We're currently using Flask RQ along with Flask SQLAlchemy and running into some performance problems. Here's our high level architecture:
- API endpoint is hit
- Time consuming tasks get queued into RQ
- RQ worker forks a new process to perform the job
- The job typically consists of a database query via Flask SQLAlchemy + additional processing
When looking at the performance of (4) using cProfile, I see
1 5.7e-05 5.7e-05 4.064 4.064 __init__.py:496(__get__)
535/1 0.002901 0.002901 3.914 3.914 base.py:389(_inspect_mapped_class)
1 0.001281 0.001281 3.914 3.914 mapper.py:2782(configure_mappers)
462/1 0.000916 0.000916 3.914 3.914 base.py:404(class_mapper)
1 1.4e-05 1.4e-05 3.914 3.914 mapper.py:1218(_configure_all)
59 0.01247 0.0002113 3.895 0.06601 mapper.py:1750(_post_configure_properties)
985/907 0.01748 1.927e-05 3.29 0.003627 interfaces.py:176(init)

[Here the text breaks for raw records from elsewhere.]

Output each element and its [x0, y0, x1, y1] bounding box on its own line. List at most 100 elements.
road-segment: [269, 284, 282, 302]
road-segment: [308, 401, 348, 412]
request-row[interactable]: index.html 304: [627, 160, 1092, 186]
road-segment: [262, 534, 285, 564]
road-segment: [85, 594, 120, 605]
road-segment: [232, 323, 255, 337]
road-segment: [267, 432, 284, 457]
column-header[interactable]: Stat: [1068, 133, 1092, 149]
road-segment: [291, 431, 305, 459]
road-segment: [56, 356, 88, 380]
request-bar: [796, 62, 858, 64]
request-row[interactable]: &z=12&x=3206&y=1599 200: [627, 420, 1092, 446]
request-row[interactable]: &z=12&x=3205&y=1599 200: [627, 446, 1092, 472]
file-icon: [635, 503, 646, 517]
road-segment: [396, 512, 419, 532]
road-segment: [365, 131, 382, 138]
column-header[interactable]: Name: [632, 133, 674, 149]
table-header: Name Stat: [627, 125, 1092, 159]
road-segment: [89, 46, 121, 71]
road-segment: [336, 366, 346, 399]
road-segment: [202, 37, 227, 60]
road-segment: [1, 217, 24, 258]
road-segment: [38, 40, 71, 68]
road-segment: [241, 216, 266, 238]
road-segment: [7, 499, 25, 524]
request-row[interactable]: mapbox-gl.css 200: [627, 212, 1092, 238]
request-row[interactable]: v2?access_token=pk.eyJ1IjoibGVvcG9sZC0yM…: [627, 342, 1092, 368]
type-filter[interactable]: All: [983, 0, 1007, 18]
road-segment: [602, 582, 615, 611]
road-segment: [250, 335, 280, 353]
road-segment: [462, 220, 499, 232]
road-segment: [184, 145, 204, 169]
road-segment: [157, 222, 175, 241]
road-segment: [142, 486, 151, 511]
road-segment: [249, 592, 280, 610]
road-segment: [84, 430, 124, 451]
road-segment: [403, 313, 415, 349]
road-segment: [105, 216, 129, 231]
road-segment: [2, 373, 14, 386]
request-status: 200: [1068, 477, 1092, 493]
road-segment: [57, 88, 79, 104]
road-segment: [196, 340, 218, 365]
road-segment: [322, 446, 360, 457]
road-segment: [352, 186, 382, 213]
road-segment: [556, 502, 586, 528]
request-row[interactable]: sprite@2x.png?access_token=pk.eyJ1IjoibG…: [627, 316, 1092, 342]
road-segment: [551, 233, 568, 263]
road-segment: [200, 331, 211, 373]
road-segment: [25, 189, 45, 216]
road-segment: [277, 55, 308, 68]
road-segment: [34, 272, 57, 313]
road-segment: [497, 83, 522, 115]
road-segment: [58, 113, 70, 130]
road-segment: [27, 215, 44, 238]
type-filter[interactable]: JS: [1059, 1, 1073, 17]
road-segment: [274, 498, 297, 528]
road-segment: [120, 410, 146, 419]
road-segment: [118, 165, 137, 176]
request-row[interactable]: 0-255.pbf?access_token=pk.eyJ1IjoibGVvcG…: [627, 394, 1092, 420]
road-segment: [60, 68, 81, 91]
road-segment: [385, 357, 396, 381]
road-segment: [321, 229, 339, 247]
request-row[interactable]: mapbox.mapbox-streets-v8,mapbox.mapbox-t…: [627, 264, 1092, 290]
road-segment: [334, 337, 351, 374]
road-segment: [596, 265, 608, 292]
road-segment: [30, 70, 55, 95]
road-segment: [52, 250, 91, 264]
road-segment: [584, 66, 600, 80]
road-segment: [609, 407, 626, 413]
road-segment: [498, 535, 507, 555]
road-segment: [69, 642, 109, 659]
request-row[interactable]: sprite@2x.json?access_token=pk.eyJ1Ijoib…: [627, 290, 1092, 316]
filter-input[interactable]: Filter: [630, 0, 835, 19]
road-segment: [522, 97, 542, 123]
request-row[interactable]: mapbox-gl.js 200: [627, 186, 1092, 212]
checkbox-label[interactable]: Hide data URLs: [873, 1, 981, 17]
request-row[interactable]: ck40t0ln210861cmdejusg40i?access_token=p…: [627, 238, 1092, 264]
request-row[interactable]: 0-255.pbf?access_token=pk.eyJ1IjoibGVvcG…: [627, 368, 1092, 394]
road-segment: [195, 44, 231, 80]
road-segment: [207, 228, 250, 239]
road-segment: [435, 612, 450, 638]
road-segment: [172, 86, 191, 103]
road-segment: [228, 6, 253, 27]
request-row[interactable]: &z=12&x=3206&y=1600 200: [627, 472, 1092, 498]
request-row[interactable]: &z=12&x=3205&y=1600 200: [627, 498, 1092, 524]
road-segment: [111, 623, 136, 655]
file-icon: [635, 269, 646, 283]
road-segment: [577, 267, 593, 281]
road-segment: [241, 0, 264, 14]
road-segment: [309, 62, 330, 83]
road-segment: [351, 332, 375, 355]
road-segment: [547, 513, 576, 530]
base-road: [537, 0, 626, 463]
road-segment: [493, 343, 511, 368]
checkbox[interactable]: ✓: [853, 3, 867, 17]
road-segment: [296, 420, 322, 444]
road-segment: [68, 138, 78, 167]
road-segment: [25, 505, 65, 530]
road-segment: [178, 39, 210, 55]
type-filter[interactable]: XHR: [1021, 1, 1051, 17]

235/157 0.00914 5.822e-05 3.162 0.02014 relationships.py:1650(do_init)
...
And
I see a lot of time being spent in SQLAlchemy; and I assume that is some overhead that maps the SQL data to the ORM object. So, I have a two questions:
- Is the amount of time spent to initialize the SQL-ORM mapping expected? I'm running on AWS xlarge instances at 70% CPU. All my relationships are loaded dynamically using
lazy='dynamic'
and the corresponding query takes < 10 milliseconds, according to pg_stat_statements. - Assuming there's no way to work around (1), another way to avoid the constant overhead is to have a queue like this. So, instead of forking a new process for every job, the job runs in the thread directly. Is this advisable for distributed systems? I wasn't able to find a framework that did this so maybe it isn't a good idea?
Last note, if I'm being stupid and not seeing an obvious solution, please let me know!